Abstract 2114: Impaired Repolarization Adaptation to Heart-Rate Changes Identifies IKr-Inhibition in the Congenital and Acquired form of the long QT Syndrome
Background: Prolongation of the QTc is not a perfect surrogate marker of the presence of an increased risk for arrhythmic events. In the congenital form of the long QT syndrome (LQTS), 10 to 15 % of patients carrying a HERG mutation do not have QT prolongation. In the acquired LQTS, polymorphic ventricular tachycardia occurs in individuals on Ikr-blocking drugs, often with minimal QT prolongation. Thus, we investigated the role of repolarization adaptation to heart rate changes for identifying the presence of abnormal Ikr kinetics in the congenital and acquired form of the LQTS.

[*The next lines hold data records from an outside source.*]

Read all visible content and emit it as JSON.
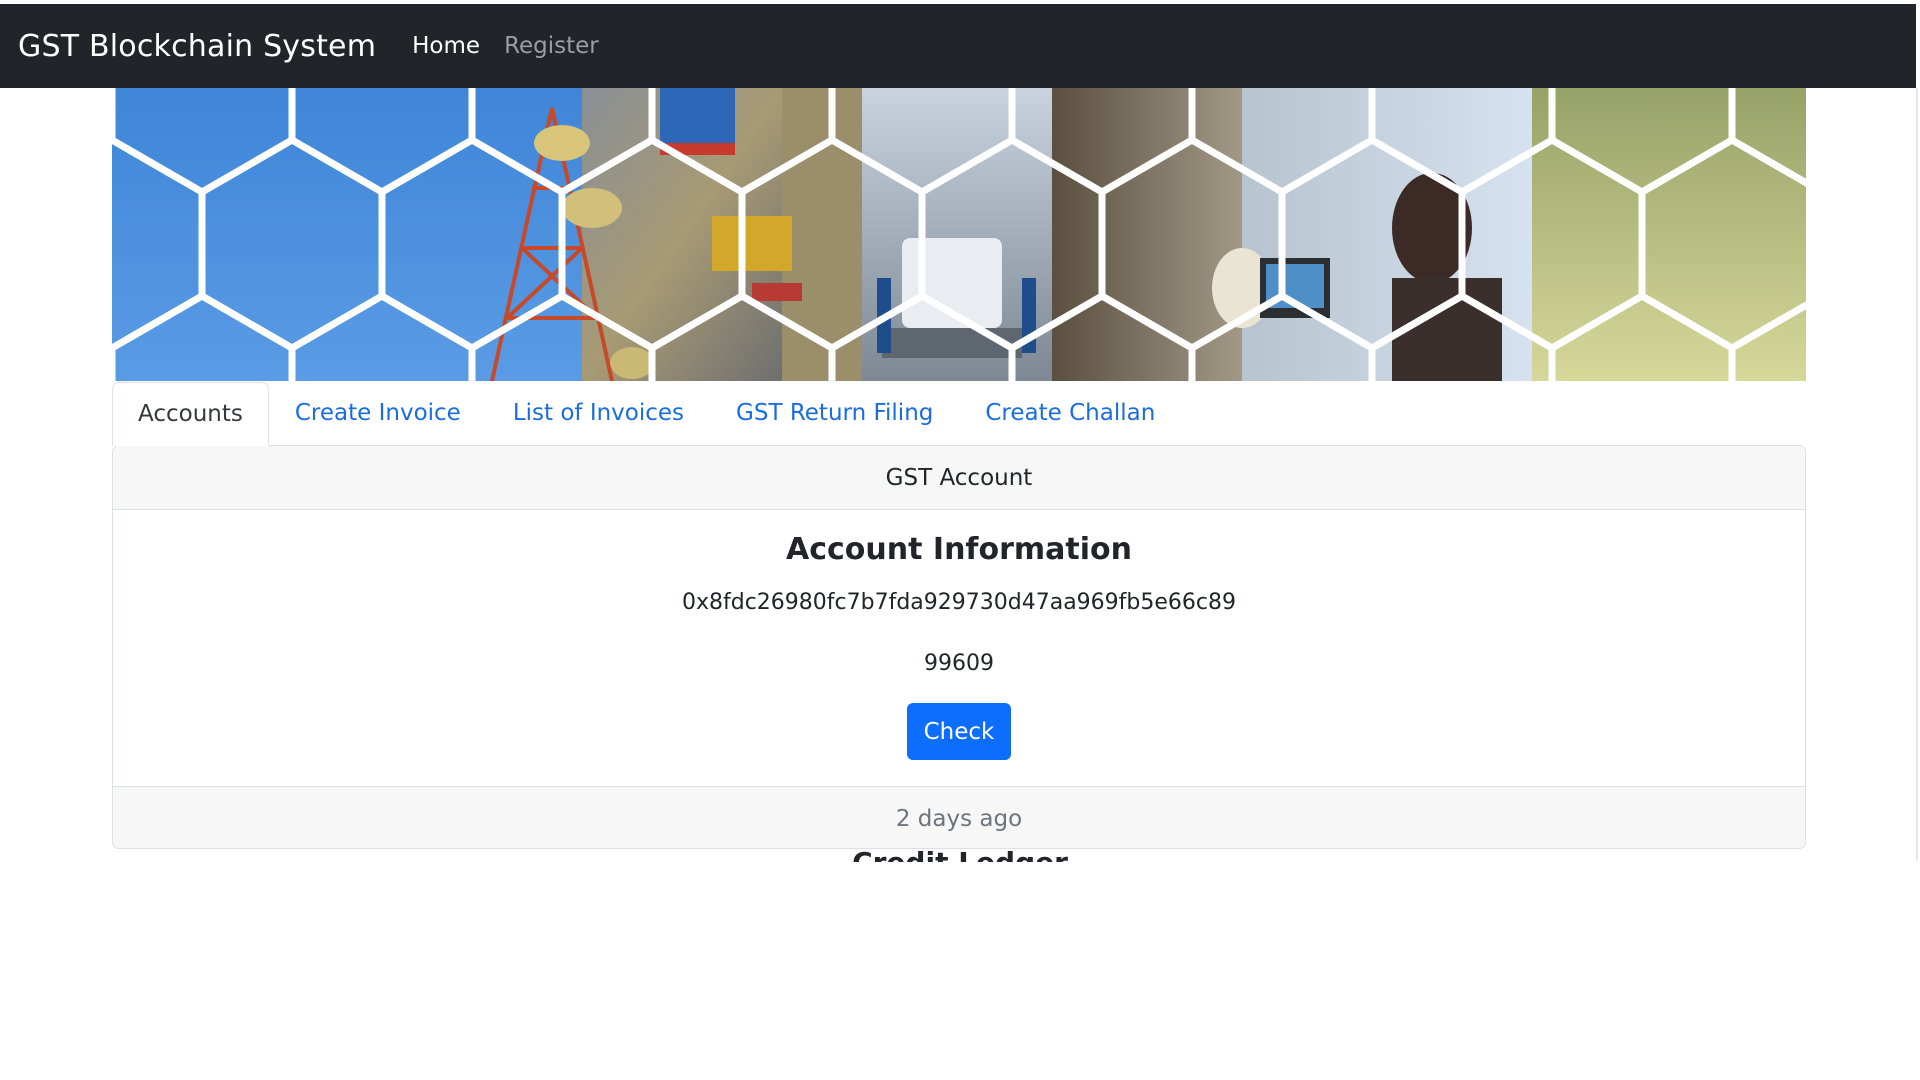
{
  "navbar": {
    "brand": "GST Blockchain System",
    "links": [
      {
        "label": "Home",
        "active": true
      },
      {
        "label": "Register",
        "active": false
      }
    ]
  },
  "tabs": [
    {
      "label": "Accounts",
      "active": true
    },
    {
      "label": "Create Invoice",
      "active": false
    },
    {
      "label": "List of Invoices",
      "active": false
    },
    {
      "label": "GST Return Filing",
      "active": false
    },
    {
      "label": "Create Challan",
      "active": false
    }
  ],
  "card": {
    "header": "GST Account",
    "title": "Account Information",
    "address": "0x8fdc26980fc7b7fda929730d47aa969fb5e66c89",
    "balance": "99609",
    "check_label": "Check",
    "footer": "2 days ago"
  },
  "next_section_title": "Credit Ledger",
  "colors": {
    "navbar_bg": "#212529",
    "primary_button": "#0d6efd",
    "tab_link": "#1a6de0",
    "muted": "#6c757d"
  },
  "icons": {
    "banner": "industry-hexagon-collage"
  }
}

Method: Our investigation is based on 5 study groups: genotyped LQT1 patients (n=49, 35f), genotyped LQT2 (n=25, 19f), healthy individuals (n=37, 11f) on and off sotalol after a single (SD:160 mg, n=37) and a double dose (DD:320 mg, n=21). Twelve-lead digital Holter ECGs were acquired in LQTS patients and during periods on and off drug in the healthy groups. The analysis was performed in all leads during the diurnal period. We investigated various repolarization parameters and their heart rate dependency including QT interval and T-wave amplitude.
Results: The results from lead II reveal a loss of heart rate dependency of the amplitude of the T-wave as a common feature in individuals with decreased Ikr kinetics (LQT2 and subjects receiving sotalol).The table⇓ provides the values of T-amplitude/RR and QT/RR slopes in all groups. The impaired adaptation induced by sotalol was dose dependent. QT/RR slope was not signifcantly different between the LQTS mutations.
Conclusion: Impaired adaptation of T-wave amplitude is a common electrocardiographic feature associated with HERG mutation and the Ikr-blocking drug sotalol. This ECG marker may play an important role in the future of assessment of both the penetrance of HERG-mutation and the Ikr-related cardiotoxicity of drugs.